I've recently been working on a tool to symbolically compute an analytic
Jacobian for (parts of) cardiac electrophysiological models described in
CellML. Those of you at the CellML workshop may remember a few slides on
this in the Oxford talk. The tool determines the Jacobian needed for a
Newton solve of the nonlinear system portion of a decoupled model being
solved by backward Euler.

That's the background. I'm currently pondering the best way to represent
the output of this tool within CellML, and I think this question also has
relevance to how CellML 1.1 models should be structured for optimal
reusability.

The mathematics describing the analytic Jacobian needs access to
potentially all the state variables in the model (and it may well need
other variables also). However, in most models a substantial portion of
these are defined within encapsulated components, and not visible at the
top level of the model. Thus we cannot define a component at the top
level to contain the Jacobian mathematics, since it is illegal to define
connections by which it may import the variables it needs.
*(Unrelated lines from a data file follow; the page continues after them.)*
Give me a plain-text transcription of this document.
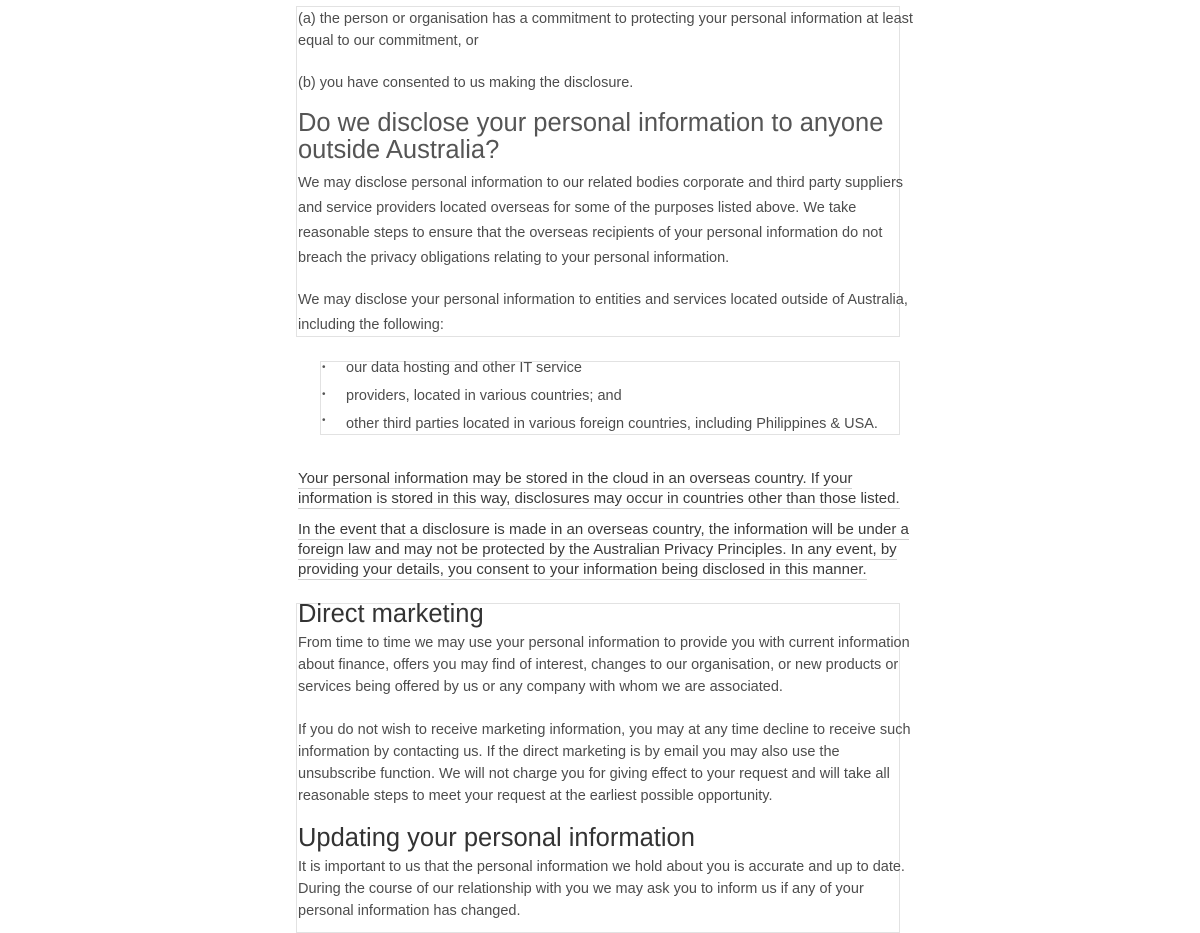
(a) the person or organisation has a commitment to protecting your personal information at least
equal to our commitment, or

(b) you have consented to us making the disclosure.

Do we disclose your personal information to anyone
outside Australia?

We may disclose personal information to our related bodies corporate and third party suppliers
and service providers located overseas for some of the purposes listed above. We take
reasonable steps to ensure that the overseas recipients of your personal information do not
breach the privacy obligations relating to your personal information.

We may disclose your personal information to entities and services located outside of Australia,
including the following:

• our data hosting and other IT service
• providers, located in various countries; and
• other third parties located in various foreign countries, including Philippines & USA.
Your personal information may be stored in the cloud in an overseas country. If your
information is stored in this way, disclosures may occur in countries other than those listed.
In the event that a disclosure is made in an overseas country, the information will be under a
foreign law and may not be protected by the Australian Privacy Principles. In any event, by
providing your details, you consent to your information being disclosed in this manner.
Direct marketing

From time to time we may use your personal information to provide you with current information
about finance, offers you may find of interest, changes to our organisation, or new products or
services being offered by us or any company with whom we are associated.

If you do not wish to receive marketing information, you may at any time decline to receive such
information by contacting us. If the direct marketing is by email you may also use the
unsubscribe function. We will not charge you for giving effect to your request and will take all
reasonable steps to meet your request at the earliest possible opportunity.

Updating your personal information

It is important to us that the personal information we hold about you is accurate and up to date.
During the course of our relationship with you we may ask you to inform us if any of your
personal information has changed.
It is possible to modify the model, such that all necessary variables are
exported up the encapsulation hierarchy until they are visible. This
approach is similar to Andre's best practices for CellML 1.1 models,
except that the information flow is in the opposite direction: here we
export variables up the hierarchy, whereas he suggests defining all
parameters at the top level and exporting them downwards into
encapsulated components where they are needed.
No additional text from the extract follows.